Endothelial dysfunction and blood-brain barrier (BBB) leakage have been suggested as a fundamental role in the development of cerebral small vessel disease (SVD) pathology. However, the molecular and cellular mechanisms that link cerebral hypoxic hypoperfusion and BBB disruption remain elusive. Sphingosine-1-phosphate (S1P) regulates the BBB integrity by binding to its receptor isoform 1 (S1PR₁) on endothelial cells. This study tested the hypothesis that hypoxic hypoperfusion triggers capillary endothelial S1PR₁ disruption, which compromises BBB integrity and leads to SVD-related neuropathological changes, using a chronic hypoxic hypoperfusion model with BBB dysfunction. Spontaneously hypertensive rat stroke-prone underwent unilateral carotid artery occlusion (UCAO) followed by a Japanese permissive diet (JPD) for up to 9 weeks.
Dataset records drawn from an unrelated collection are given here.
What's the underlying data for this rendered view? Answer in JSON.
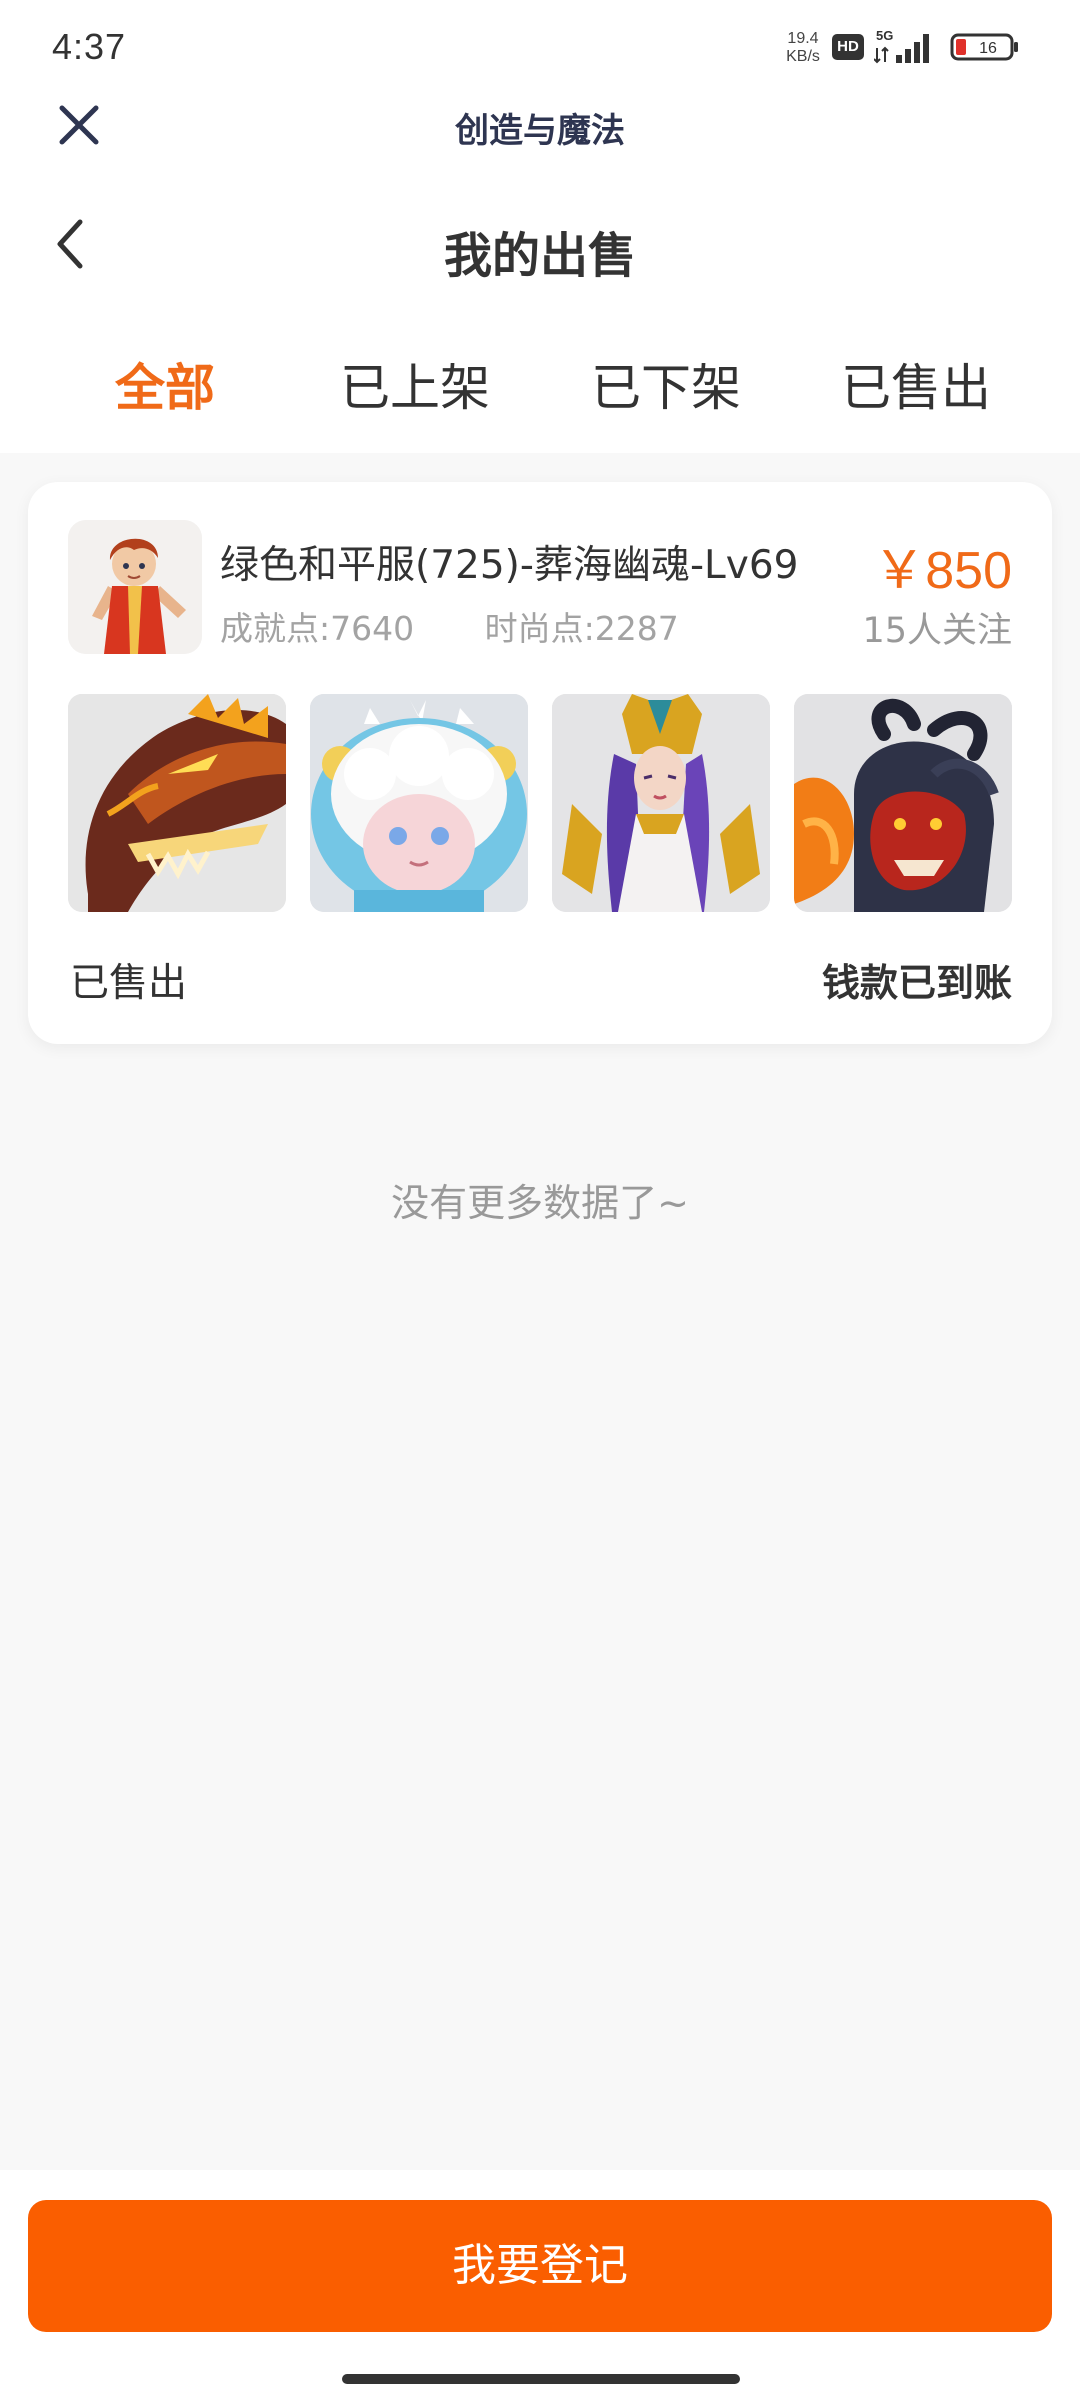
{
  "status_bar": {
    "time": "4:37",
    "net_speed_value": "19.4",
    "net_speed_unit": "KB/s",
    "hd_label": "HD",
    "network_label": "5G",
    "battery_level": "16",
    "battery_color": "#e0312b",
    "icons": [
      "signal-icon",
      "battery-icon"
    ]
  },
  "app_header": {
    "title": "创造与魔法",
    "icons": [
      "close-icon"
    ]
  },
  "page_header": {
    "title": "我的出售",
    "icons": [
      "back-icon"
    ]
  },
  "tabs": [
    {
      "label": "全部",
      "active": true
    },
    {
      "label": "已上架",
      "active": false
    },
    {
      "label": "已下架",
      "active": false
    },
    {
      "label": "已售出",
      "active": false
    }
  ],
  "orders": [
    {
      "title": "绿色和平服(725)-葬海幽魂-Lv69",
      "achievement_points": "成就点:7640",
      "fashion_points": "时尚点:2287",
      "price": "￥850",
      "followers": "15人关注",
      "status": "已售出",
      "payment_status": "钱款已到账",
      "thumbnails": [
        "dragon-mount-image",
        "fluffy-pet-image",
        "priestess-outfit-image",
        "beast-mount-image"
      ]
    }
  ],
  "list_footer": "没有更多数据了~",
  "bottom": {
    "register_button": "我要登记"
  },
  "colors": {
    "accent": "#f06a18",
    "button": "#fa5e00",
    "background": "#f8f8f8",
    "text_primary": "#333333",
    "text_secondary": "#999999"
  }
}
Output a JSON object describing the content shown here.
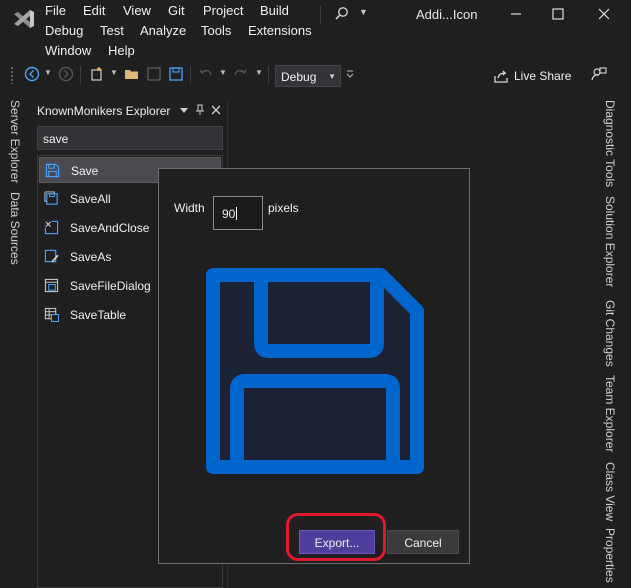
{
  "window": {
    "title": "Addi...Icon"
  },
  "menu": {
    "items": [
      "File",
      "Edit",
      "View",
      "Git",
      "Project",
      "Build",
      "Debug",
      "Test",
      "Analyze",
      "Tools",
      "Extensions",
      "Window",
      "Help"
    ]
  },
  "toolbar": {
    "configuration": "Debug",
    "live_share_label": "Live Share"
  },
  "left_tabs": [
    "Server Explorer",
    "Data Sources"
  ],
  "right_tabs": [
    "Diagnostic Tools",
    "Solution Explorer",
    "Git Changes",
    "Team Explorer",
    "Class View",
    "Properties"
  ],
  "explorer": {
    "title": "KnownMonikers Explorer",
    "filter_value": "save",
    "items": [
      {
        "label": "Save",
        "icon": "floppy-disk-icon",
        "selected": true
      },
      {
        "label": "SaveAll",
        "icon": "save-all-icon",
        "selected": false
      },
      {
        "label": "SaveAndClose",
        "icon": "save-and-close-icon",
        "selected": false
      },
      {
        "label": "SaveAs",
        "icon": "save-as-icon",
        "selected": false
      },
      {
        "label": "SaveFileDialog",
        "icon": "save-file-dialog-icon",
        "selected": false
      },
      {
        "label": "SaveTable",
        "icon": "save-table-icon",
        "selected": false
      }
    ]
  },
  "dialog": {
    "width_label": "Width",
    "width_value": "90",
    "unit_label": "pixels",
    "export_button": "Export...",
    "cancel_button": "Cancel",
    "preview_icon": "floppy-disk-icon"
  },
  "colors": {
    "icon_blue": "#0065cc",
    "export_accent": "#4e3d9a",
    "highlight": "#e0192e"
  }
}
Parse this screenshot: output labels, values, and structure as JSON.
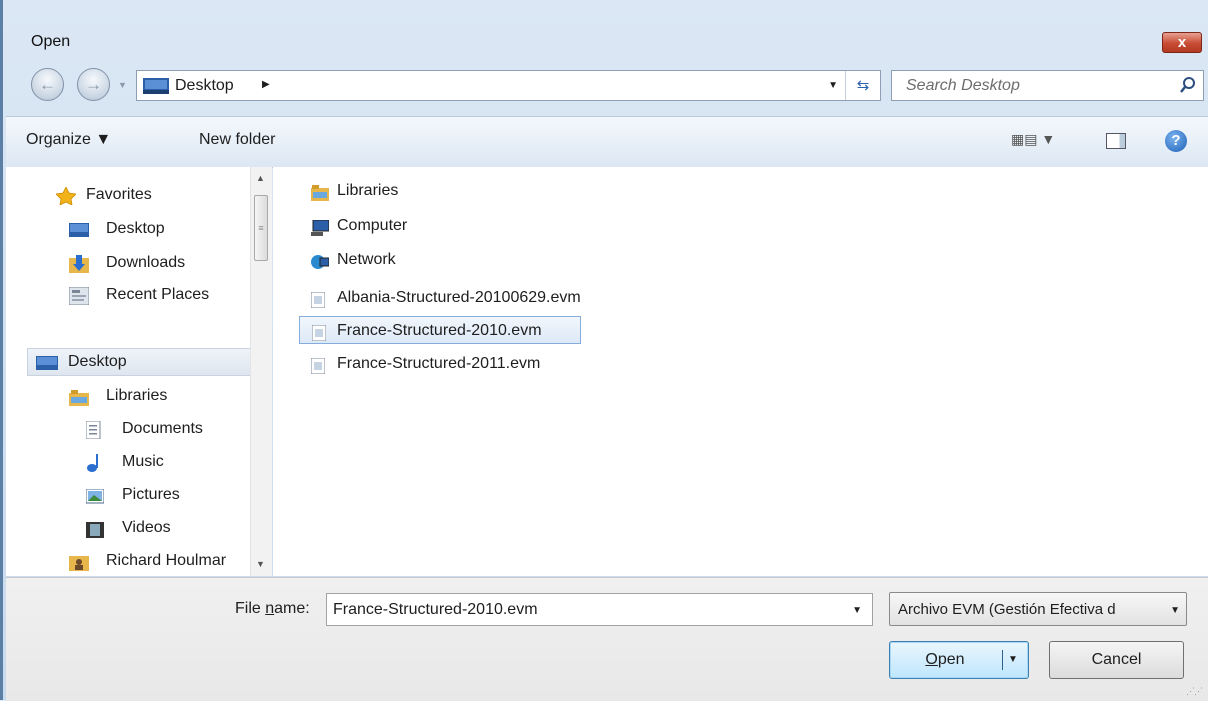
{
  "window": {
    "title": "Open",
    "close_label": "x"
  },
  "address": {
    "location": "Desktop",
    "separator": "▶"
  },
  "search": {
    "placeholder": "Search Desktop"
  },
  "toolbar": {
    "organize": "Organize ▼",
    "new_folder": "New folder",
    "views_arrow": "▼",
    "help": "?"
  },
  "nav": {
    "favorites": "Favorites",
    "fav_items": [
      "Desktop",
      "Downloads",
      "Recent Places"
    ],
    "desktop": "Desktop",
    "libraries": "Libraries",
    "lib_items": [
      "Documents",
      "Music",
      "Pictures",
      "Videos"
    ],
    "user": "Richard Houlmar"
  },
  "files": [
    {
      "name": "Libraries",
      "icon": "libraries-icon"
    },
    {
      "name": "Computer",
      "icon": "computer-icon"
    },
    {
      "name": "Network",
      "icon": "network-icon"
    },
    {
      "name": "Albania-Structured-20100629.evm",
      "icon": "evm-file-icon"
    },
    {
      "name": "France-Structured-2010.evm",
      "icon": "evm-file-icon",
      "selected": true
    },
    {
      "name": "France-Structured-2011.evm",
      "icon": "evm-file-icon"
    }
  ],
  "bottom": {
    "file_name_label_pre": "File ",
    "file_name_label_accel": "n",
    "file_name_label_post": "ame:",
    "file_name_value": "France-Structured-2010.evm",
    "file_type": "Archivo EVM (Gestión Efectiva d",
    "open_accel": "O",
    "open_rest": "pen",
    "cancel": "Cancel"
  },
  "colors": {
    "selection_border": "#84acdd",
    "accent": "#2a62b0",
    "close": "#c84b33"
  }
}
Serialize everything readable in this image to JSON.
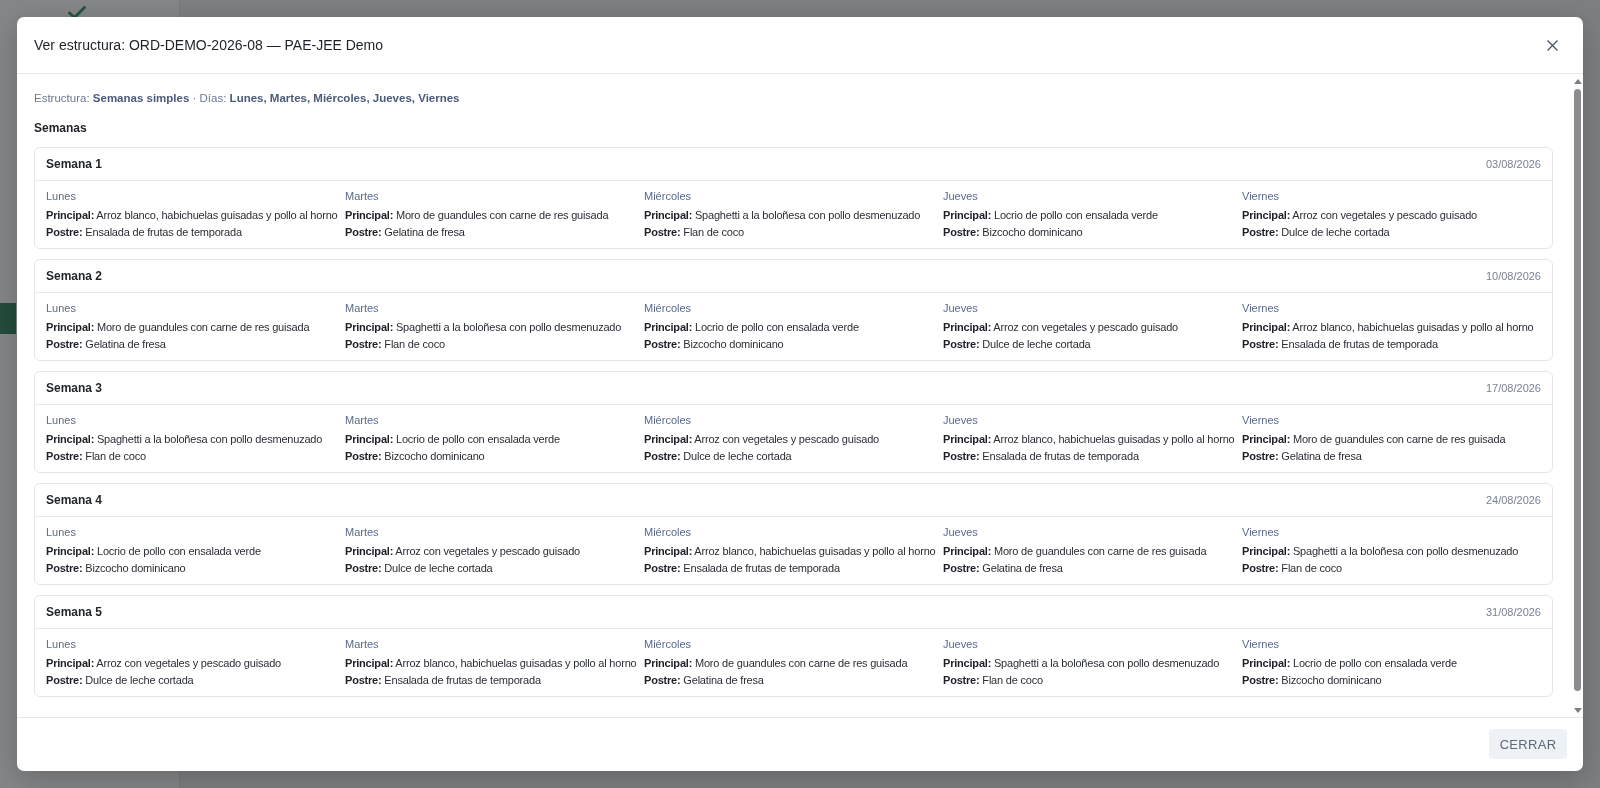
{
  "modal": {
    "title": "Ver estructura: ORD-DEMO-2026-08 — PAE-JEE Demo",
    "summary": "Estructura: **Semanas simples** · Días: **Lunes, Martes, Miércoles, Jueves, Viernes**",
    "section_title": "Semanas",
    "weeks": [
      {
        "title": "Semana 1",
        "date": "03/08/2026",
        "days": [
          {
            "day": "Lunes",
            "main": "**Principal:** Arroz blanco, habichuelas guisadas y pollo al horno",
            "dessert": "**Postre:** Ensalada de frutas de temporada"
          },
          {
            "day": "Martes",
            "main": "**Principal:** Moro de guandules con carne de res guisada",
            "dessert": "**Postre:** Gelatina de fresa"
          },
          {
            "day": "Miércoles",
            "main": "**Principal:** Spaghetti a la boloñesa con pollo desmenuzado",
            "dessert": "**Postre:** Flan de coco"
          },
          {
            "day": "Jueves",
            "main": "**Principal:** Locrio de pollo con ensalada verde",
            "dessert": "**Postre:** Bizcocho dominicano"
          },
          {
            "day": "Viernes",
            "main": "**Principal:** Arroz con vegetales y pescado guisado",
            "dessert": "**Postre:** Dulce de leche cortada"
          }
        ]
      },
      {
        "title": "Semana 2",
        "date": "10/08/2026",
        "days": [
          {
            "day": "Lunes",
            "main": "**Principal:** Moro de guandules con carne de res guisada",
            "dessert": "**Postre:** Gelatina de fresa"
          },
          {
            "day": "Martes",
            "main": "**Principal:** Spaghetti a la boloñesa con pollo desmenuzado",
            "dessert": "**Postre:** Flan de coco"
          },
          {
            "day": "Miércoles",
            "main": "**Principal:** Locrio de pollo con ensalada verde",
            "dessert": "**Postre:** Bizcocho dominicano"
          },
          {
            "day": "Jueves",
            "main": "**Principal:** Arroz con vegetales y pescado guisado",
            "dessert": "**Postre:** Dulce de leche cortada"
          },
          {
            "day": "Viernes",
            "main": "**Principal:** Arroz blanco, habichuelas guisadas y pollo al horno",
            "dessert": "**Postre:** Ensalada de frutas de temporada"
          }
        ]
      },
      {
        "title": "Semana 3",
        "date": "17/08/2026",
        "days": [
          {
            "day": "Lunes",
            "main": "**Principal:** Spaghetti a la boloñesa con pollo desmenuzado",
            "dessert": "**Postre:** Flan de coco"
          },
          {
            "day": "Martes",
            "main": "**Principal:** Locrio de pollo con ensalada verde",
            "dessert": "**Postre:** Bizcocho dominicano"
          },
          {
            "day": "Miércoles",
            "main": "**Principal:** Arroz con vegetales y pescado guisado",
            "dessert": "**Postre:** Dulce de leche cortada"
          },
          {
            "day": "Jueves",
            "main": "**Principal:** Arroz blanco, habichuelas guisadas y pollo al horno",
            "dessert": "**Postre:** Ensalada de frutas de temporada"
          },
          {
            "day": "Viernes",
            "main": "**Principal:** Moro de guandules con carne de res guisada",
            "dessert": "**Postre:** Gelatina de fresa"
          }
        ]
      },
      {
        "title": "Semana 4",
        "date": "24/08/2026",
        "days": [
          {
            "day": "Lunes",
            "main": "**Principal:** Locrio de pollo con ensalada verde",
            "dessert": "**Postre:** Bizcocho dominicano"
          },
          {
            "day": "Martes",
            "main": "**Principal:** Arroz con vegetales y pescado guisado",
            "dessert": "**Postre:** Dulce de leche cortada"
          },
          {
            "day": "Miércoles",
            "main": "**Principal:** Arroz blanco, habichuelas guisadas y pollo al horno",
            "dessert": "**Postre:** Ensalada de frutas de temporada"
          },
          {
            "day": "Jueves",
            "main": "**Principal:** Moro de guandules con carne de res guisada",
            "dessert": "**Postre:** Gelatina de fresa"
          },
          {
            "day": "Viernes",
            "main": "**Principal:** Spaghetti a la boloñesa con pollo desmenuzado",
            "dessert": "**Postre:** Flan de coco"
          }
        ]
      },
      {
        "title": "Semana 5",
        "date": "31/08/2026",
        "days": [
          {
            "day": "Lunes",
            "main": "**Principal:** Arroz con vegetales y pescado guisado",
            "dessert": "**Postre:** Dulce de leche cortada"
          },
          {
            "day": "Martes",
            "main": "**Principal:** Arroz blanco, habichuelas guisadas y pollo al horno",
            "dessert": "**Postre:** Ensalada de frutas de temporada"
          },
          {
            "day": "Miércoles",
            "main": "**Principal:** Moro de guandules con carne de res guisada",
            "dessert": "**Postre:** Gelatina de fresa"
          },
          {
            "day": "Jueves",
            "main": "**Principal:** Spaghetti a la boloñesa con pollo desmenuzado",
            "dessert": "**Postre:** Flan de coco"
          },
          {
            "day": "Viernes",
            "main": "**Principal:** Locrio de pollo con ensalada verde",
            "dessert": "**Postre:** Bizcocho dominicano"
          }
        ]
      }
    ],
    "footer_button": "CERRAR"
  }
}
Selective S1PR₁ agonist SEW2871 was used to activate S1PR₁. Significant progressive reduction of S1PR₁ was detected in rat brains from 4 to 9 weeks following UCAO/JPD onset, which was also detected in cerebral vasculature in human SVD. S1PR₁ activation by SEW2871 significantly reduced lesions in both white and grey matter and ameliorated cerebral blood flow. SEW2871 reversed the loss of endothelial S1PR₁ and tight junction proteins, and significantly attenuated UCAO/JPD induced accumulation of neuronal phosphorylated tau. This protective role of SEW2871 is associated with promotion of Akt phosphorylation and inhibition of S1PR₂/Erk1/2 activation. Our data suggest S1PR₁ signalling as a potential molecular mechanistic basis that links hypoxic hypoperfusion with BBB damage in the neuropathological cascades in SVD. The reversal of BBB disruption through pharmacological intervention of S1PR₁ signalling likely reveals a novel therapeutic target for SVD.